Teague took a deep breath and let it out slowly, staring through the open door leading into the main part of the building. He'd been so close -- only days from changing the world on a level that no one had ever even conceived of before. Only to be stopped by the blind luck of some government hack.

When he passed back through the door, the German was no longer sitting at his microscope.

"Udo? Where are you?"

No answer.

He continued forward slowly, his gun hand behind his back. Although Jonas had been more outwardly aggressive, it would be a mistake to assume his brother was any less committed. There was little doubt in Teague's mind that Udo intended to follow through with their plan and then just sit down in the snow to die. He would never agree to stop, and even if he did, he would become a liability -- someone Teague would have to support and worry about for the rest of his life. No, it was time for him to join his brother.

Teague moved carefully around a divider wall, but Udo was still nowhere to be found. The radio control to the pipeline bombs was built into a low table bolted to the floor and Teague knelt beside it, grabbing the cables that fed it with a sweating hand. Once it was destroyed and Udo was out of the way, he would drive the truck back to civilization and disappear. As soon as he was satisfied that he was safe, he'd call the hotline number that was running across the bottom of nearly every television screen in the world and tell them how to find this place.

The pain in the back of his head flared suddenly and unexpectedly, robbing him of his balance and sending him pitching forward. He could see the shards of glass falling around him before everything lost focus and he smashed onto the concrete.

His disorientation was more the result of fatigue and surprise than the blow, and the sensation of his cheek being cut by the glass on the floor cleared his head, but not before he felt the gun being pulled from his waistband. He spun, swinging an arm wildly behind him, but it was far too late. Udo had already stepped back to a safe distance and was aiming the pistol at his chest.
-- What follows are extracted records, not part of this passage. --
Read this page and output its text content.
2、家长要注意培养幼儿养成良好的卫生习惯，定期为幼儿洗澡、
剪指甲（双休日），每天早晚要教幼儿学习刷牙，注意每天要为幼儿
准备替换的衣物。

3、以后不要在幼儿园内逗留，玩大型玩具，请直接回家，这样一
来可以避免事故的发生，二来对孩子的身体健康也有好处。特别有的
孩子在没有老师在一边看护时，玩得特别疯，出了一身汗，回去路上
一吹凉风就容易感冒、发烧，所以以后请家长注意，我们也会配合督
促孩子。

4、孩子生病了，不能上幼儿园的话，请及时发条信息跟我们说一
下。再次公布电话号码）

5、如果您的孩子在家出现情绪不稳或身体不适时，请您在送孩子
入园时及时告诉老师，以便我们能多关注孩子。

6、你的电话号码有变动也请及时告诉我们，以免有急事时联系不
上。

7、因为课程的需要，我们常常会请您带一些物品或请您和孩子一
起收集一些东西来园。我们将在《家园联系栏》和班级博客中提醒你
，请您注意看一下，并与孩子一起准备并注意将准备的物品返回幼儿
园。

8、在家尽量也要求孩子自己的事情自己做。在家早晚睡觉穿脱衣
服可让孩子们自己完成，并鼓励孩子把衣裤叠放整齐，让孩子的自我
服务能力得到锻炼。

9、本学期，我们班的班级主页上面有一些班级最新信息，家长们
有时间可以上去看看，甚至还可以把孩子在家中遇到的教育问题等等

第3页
"My brother is dead. I have no home. No friends. No life at all. I gave it all up. For this."

"Udo, stop!" Teague begged, holding a hand out in front of him while he got slowly to his feet. "I wasn't going to hurt you. You know that I wouldn't do that. I was trying to help you. If we keep on with this, we'll both die. We don't have any protection at all. We'll be like all the others."

"Yes," Udo agreed. "Just like all the others."

"But none of this is our fault! We tried to protect the world. We tried to warn people."

"Not our fault? Are you certain, Michael? How are we different? How much was destroyed to build our houses? Our cars? Our clothing? No, we're not innocent in this."

When Udo pulled the hammer back on the gun, his eyes turned into a lifeless facsimile of his dead brother's.

"No! Don't kill me," Teague shouted, putting his other hand in front of him and taking a step backward. "I swear I wasn't going to hurt you. You have to believe that."